Fifteen missing British tourists were believed to be in that area at the time of the quake and were "out of reach," Xinhua reported.

They were likely visiting the Wolong Nature Reserve, home to more than 100 giant pandas, whose fate also was not known, Xinhua said. It reported that 60 pandas at another breeding center in Chengdu were safe.

Disasters pose a test to China's communist government, whose mandate rests heavily on maintaining order, delivering economic growth and providing relief in emergencies.

Pressure for a rapid response was particularly intense this year, as the government was already grappling with public discontent over high inflation and a widespread uprising among Tibetans in western China while trying to prepare for the Beijing Olympics this August.
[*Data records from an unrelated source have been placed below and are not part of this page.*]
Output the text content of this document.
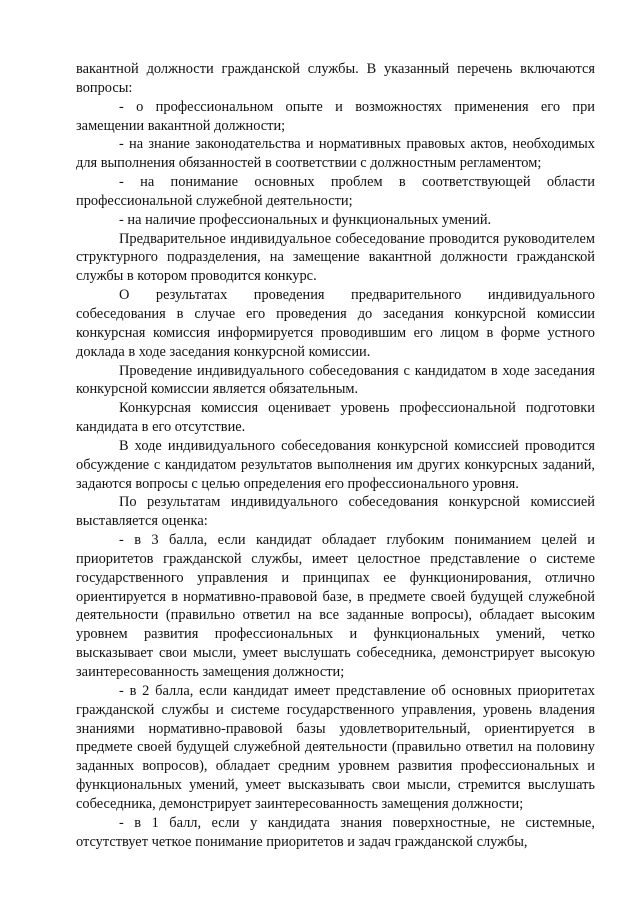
вакантной должности гражданской службы. В указанный перечень включаются вопросы:

- о профессиональном опыте и возможностях применения его при замещении вакантной должности;

- на знание законодательства и нормативных правовых актов, необходимых для выполнения обязанностей в соответствии с должностным регламентом;

- на понимание основных проблем в соответствующей области профессиональной служебной деятельности;

- на наличие профессиональных и функциональных умений.

Предварительное индивидуальное собеседование проводится руководителем структурного подразделения, на замещение вакантной должности гражданской службы в котором проводится конкурс.

О результатах проведения предварительного индивидуального собеседования в случае его проведения до заседания конкурсной комиссии конкурсная комиссия информируется проводившим его лицом в форме устного доклада в ходе заседания конкурсной комиссии.

Проведение индивидуального собеседования с кандидатом в ходе заседания конкурсной комиссии является обязательным.

Конкурсная комиссия оценивает уровень профессиональной подготовки кандидата в его отсутствие.

В ходе индивидуального собеседования конкурсной комиссией проводится обсуждение с кандидатом результатов выполнения им других конкурсных заданий, задаются вопросы с целью определения его профессионального уровня.

По результатам индивидуального собеседования конкурсной комиссией выставляется оценка:

- в 3 балла, если кандидат обладает глубоким пониманием целей и приоритетов гражданской службы, имеет целостное представление о системе государственного управления и принципах ее функционирования, отлично ориентируется в нормативно-правовой базе, в предмете своей будущей служебной деятельности (правильно ответил на все заданные вопросы), обладает высоким уровнем развития профессиональных и функциональных умений, четко высказывает свои мысли, умеет выслушать собеседника, демонстрирует высокую заинтересованность замещения должности;

- в 2 балла, если кандидат имеет представление об основных приоритетах гражданской службы и системе государственного управления, уровень владения знаниями нормативно-правовой базы удовлетворительный, ориентируется в предмете своей будущей служебной деятельности (правильно ответил на половину заданных вопросов), обладает средним уровнем развития профессиональных и функциональных умений, умеет высказывать свои мысли, стремится выслушать собеседника, демонстрирует заинтересованность замещения должности;

- в 1 балл, если у кандидата знания поверхностные, не системные, отсутствует четкое понимание приоритетов и задач гражданской службы,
Expressions of sympathy and offers of help poured in from the United States, Japan and the European Union, among others. Even rival Taiwan, which is frequently hit by quakes and has highly developed expertise in rescue operations, offered aid.

"I am particularly saddened by the number of students and children affected by this tragedy," President Bush said in a statement. U.S. State Department spokesman Sean McCormack said no aid requests had been made by China.

The quake was China's deadliest since 1976, when 240,000 people were killed in the city of Tangshan, near Beijing in 1976.

The latest quake hit a fault where South Asia pushes against the Eurasian land mass, smashing the Sichuan plain into mountains leading to the Tibetan highlands near communities that held sometimes violent protests against Chinese rule in mid-March.